今天我們要來實作一個Grad-CAM,來了解到底神經網路看重甚麼地方。
由CAM所改良,原本的CAM最後一層一定要是GAP(Global Average Pooling),否則無法使用,但是Grad-CAM改良了這個缺點,強調卷積層的最後不管是何種架構,都不用修改模型就可以實現。
我們使用Colab來當作我們的實作平台,並使用Keras來完成。
Grad-CAM的Code使用keisen/tf-keras-vis來完成。
fashion_mnist,為Keras內建的資料集
訓練集為60,000 張28x28 像素灰度圖像,測試集為10,000 同規格圖像,總共10 類時尚物品標籤。該數據集可以用作MNIST 的直接替代品。類別標籤是:
類別 描述 中文
0 T-shirt/top T卹/上衣
1 Trouser 褲子
2 Pullover 套頭衫
3 Dress 連衣裙
4 Coat 外套
5 Sandal 涼鞋
6 Shirt 襯衫
7 Sneaker 運動鞋
8 Bag 背包
9 Ankle boot 短靴
讀取資料集後,把數值都scale到0~1之間。
並設定batch_size=150、epoch=25
from keras.layers import Input, Dense, Conv1D, Conv2D, MaxPooling1D,\
MaxPooling2D, UpSampling1D, UpSampling2D, Dropout, Lambda, Convolution2D,\
Reshape, Activation, Flatten, add, concatenate, Subtract, BatchNormalization
from keras.models import Model, Sequential
from keras.datasets import fashion_mnist
import numpy as np
import keras
import tensorflow as tf
nb_classes=10
nb_epoch=25
batch_size=150
(x_train, y_train), (x_test, y_test) = fashion_mnist.load_data()

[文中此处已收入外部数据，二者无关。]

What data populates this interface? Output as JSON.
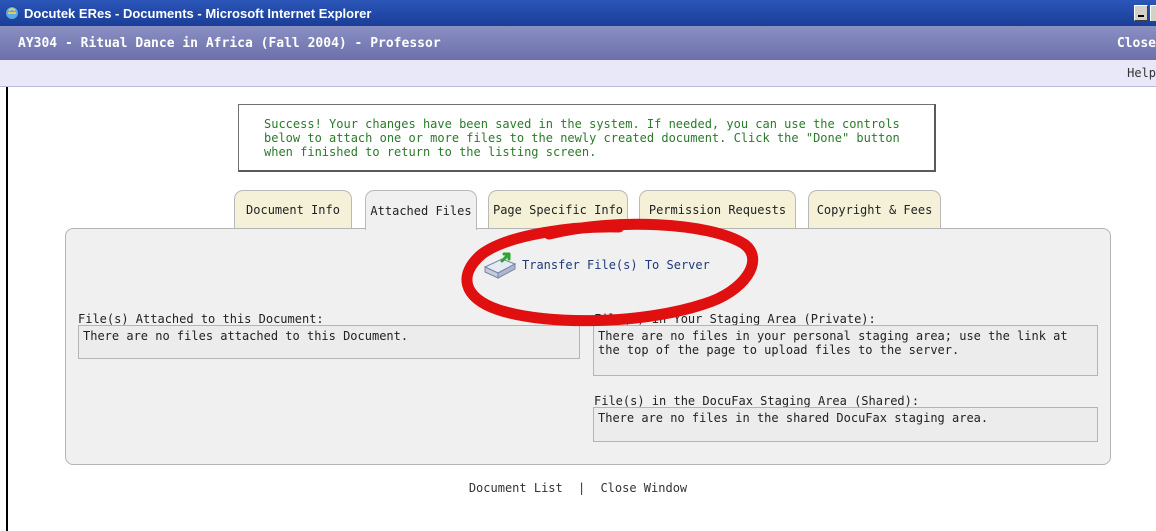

x_train = x_train.astype('float32') / 255.0
x_test = x_test.astype('float32') / 255.0
x_train = np.reshape(x_train, (x_train.shape[0], x_train.shape[1], x_train.shape[2], 1))
x_test = np.reshape(x_test, (x_test.shape[0], x_test.shape[1], x_test.shape[2], 1))
我們沿用這篇的model。
input_shape=(28,28,1)
input = Input(input_shape, name='input')
layer=Conv2D(32, kernel_size=(2, 2), activation='relu', padding='same')(input)
layer=BatchNormalization()(layer)
layer=Conv2D(32, kernel_size=(2, 2), activation='relu',padding='same')(layer)
layer=BatchNormalization()(layer)
layer=Conv2D(64, kernel_size=(2, 2), activation='relu', padding='same')(layer)
layer=BatchNormalization()(layer)
layer=Conv2D(64, kernel_size=(2, 2), activation='relu', padding='same')(layer)
layer=BatchNormalization()(layer)
layer=MaxPooling2D(pool_size=(2, 2))(layer)
layer=Conv2D(128, kernel_size=(2, 2), activation='relu', padding='same')(layer)
layer=BatchNormalization()(layer)
layer=Conv2D(128, kernel_size=(2, 2), activation='relu', padding='same')(layer)
layer=BatchNormalization()(layer)
layer=MaxPooling2D(pool_size=(2, 2))(layer)
layer=Conv2D(256, kernel_size=(2, 2), activation='relu', padding='same')(layer)
layer=BatchNormalization()(layer)
layer=Conv2D(256, kernel_size=(2, 2), activation='relu', padding='same',name='final')(layer)
layer=BatchNormalization()(layer)
layer=MaxPooling2D(pool_size=(2, 2))(layer)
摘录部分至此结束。